I have long since advocatimg for letting schools choose which sports they want to focus on. Scholarship limit should be cumululative....not per sport... also a way to further your idea about saving money for another sports, how about go two or three years and just save, maybe even save the scholarship momey too, build up a warchest, then come out swinging
If it’s all about money ( and it is) we will never have enough money to compete until we have a medical school and a law school. And surely, the school to the east will never let that happen.

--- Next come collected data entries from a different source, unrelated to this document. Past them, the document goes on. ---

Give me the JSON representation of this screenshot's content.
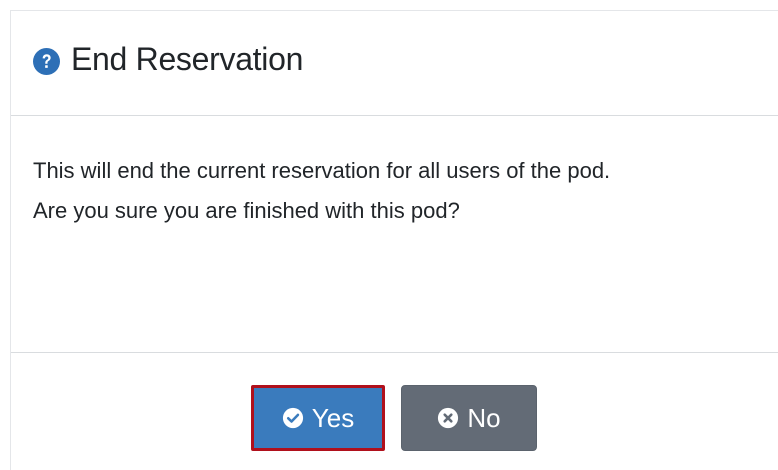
{
  "dialog": {
    "title": "End Reservation",
    "title_icon": "question-circle-icon",
    "message_line1": "This will end the current reservation for all users of the pod.",
    "message_line2": "Are you sure you are finished with this pod?"
  },
  "buttons": {
    "yes_label": "Yes",
    "yes_icon": "check-circle-icon",
    "no_label": "No",
    "no_icon": "times-circle-icon"
  },
  "colors": {
    "primary": "#3a7bbd",
    "secondary": "#636b76",
    "highlight_outline": "#b0101c",
    "title_icon": "#2d6fb6"
  }
}
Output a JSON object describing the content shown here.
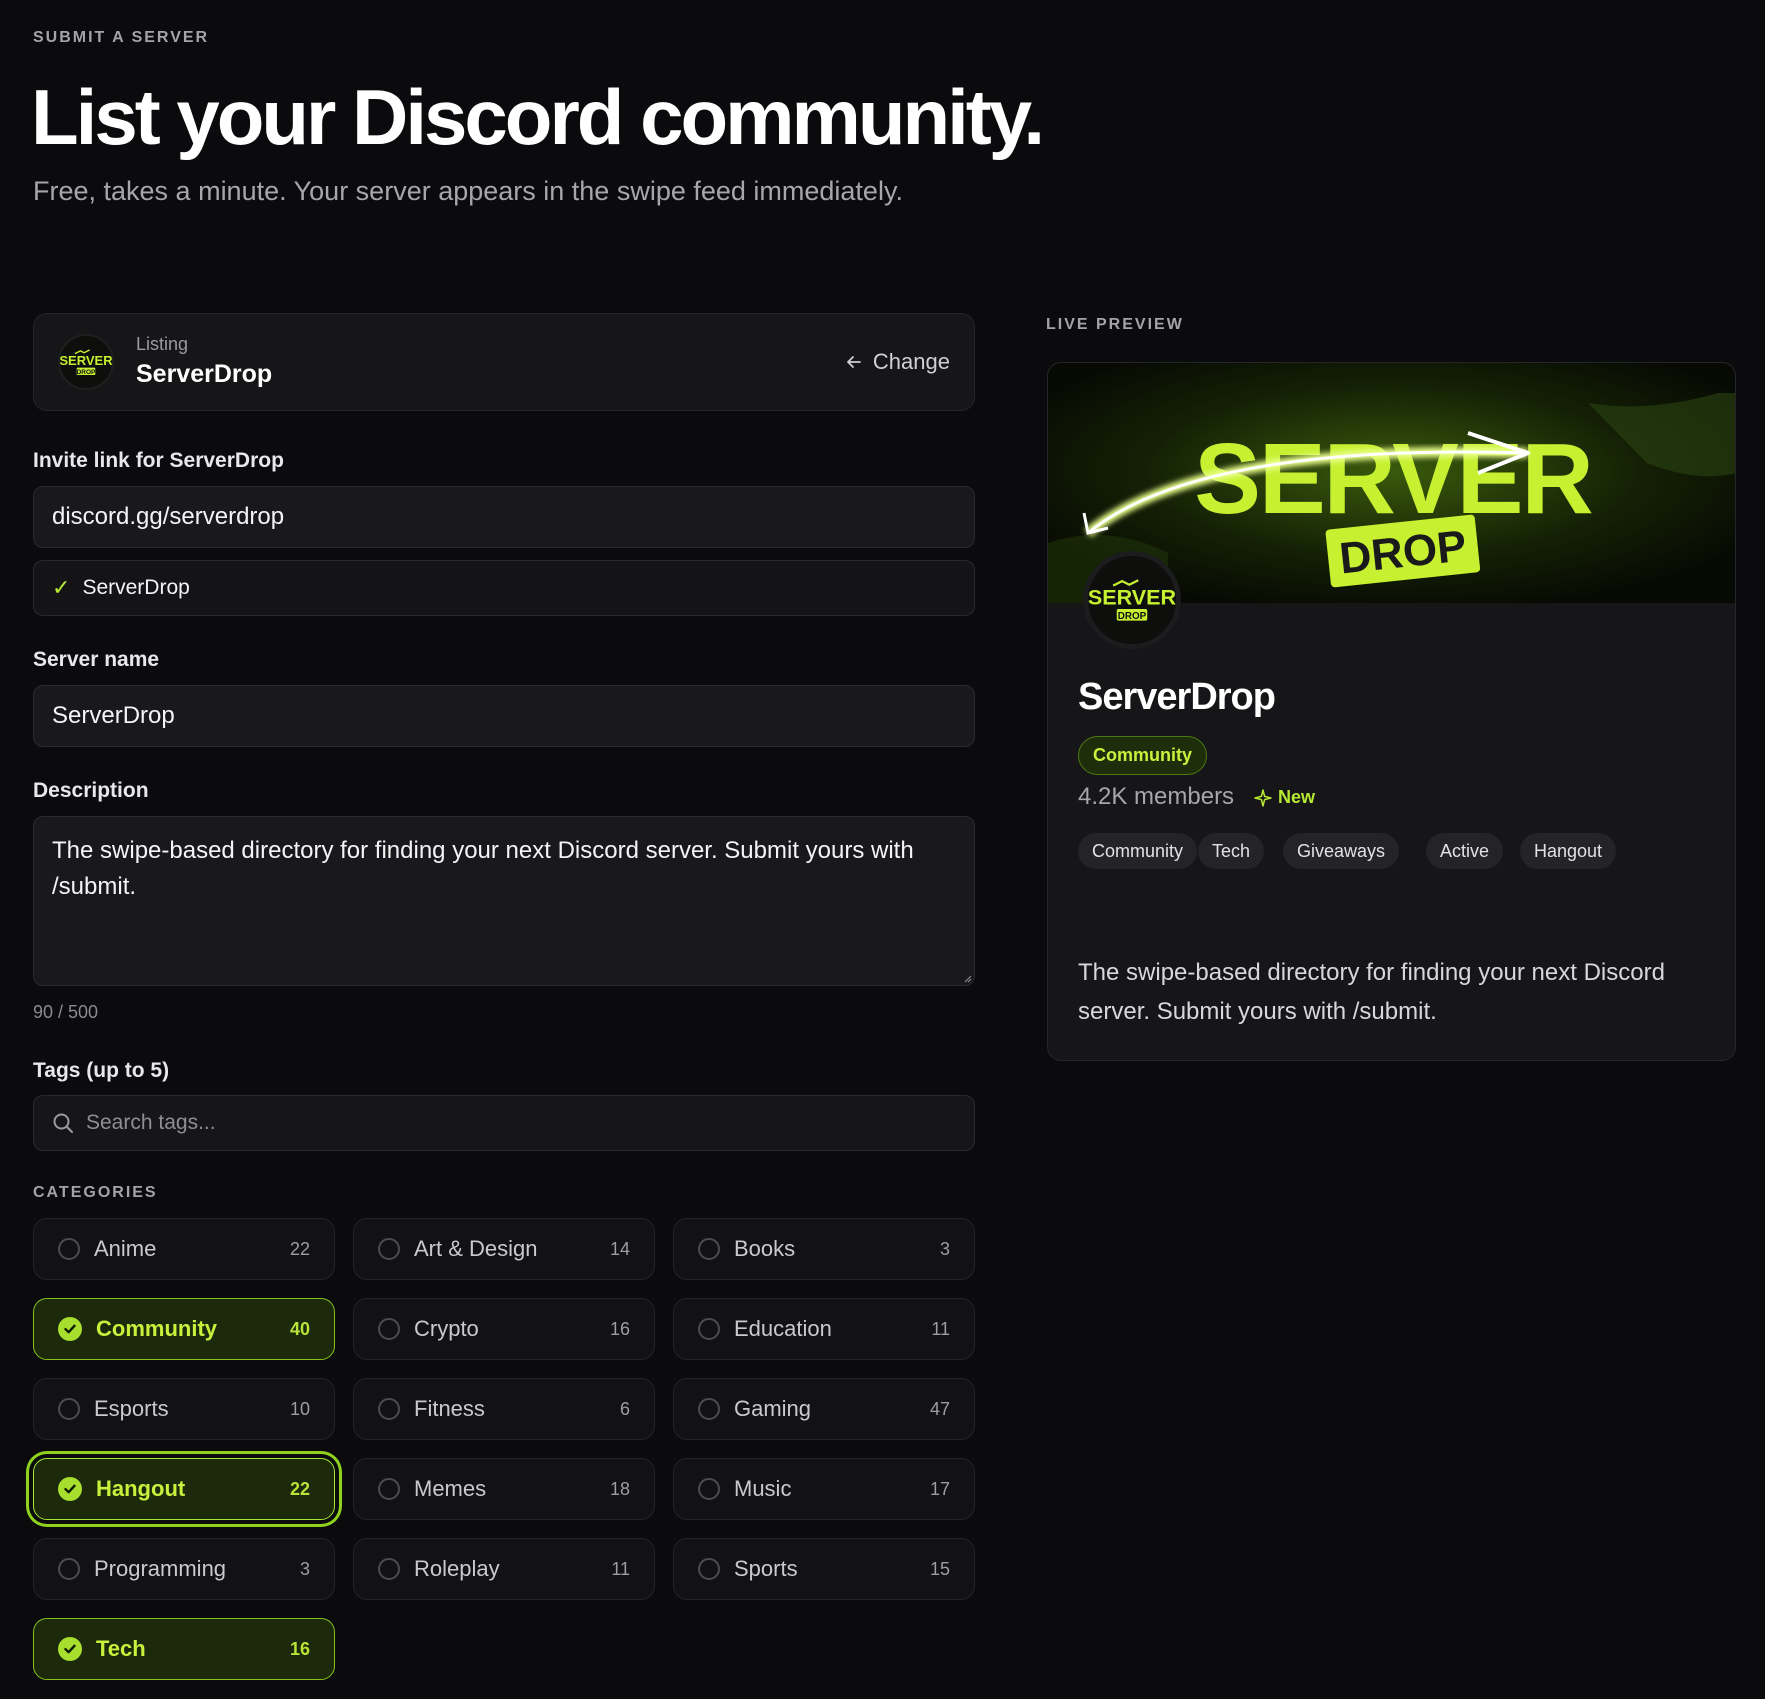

All these great ideas, plans, schemes, etc.....but the big hurdle and question is how do you attract and retain players with NO money? Again UL has no money and the deficit is worse than previously stated! On top of that no to very little money coming in, stadium half empty, aging fan base who has somewhat carried the fundraising are slowly dying out.
Fully agree. Drawing the line at the Top 48 revenue schools (out of 68 P4's), the incentives are too great for them to NOT thin out the P4 ranks. The numbers could thin out more. The realignment dominos will keep falling. In the meantime, it would make sense for NCAA members to vote for reducing the required number of sports. Too many mouths to feed in this high cost environment.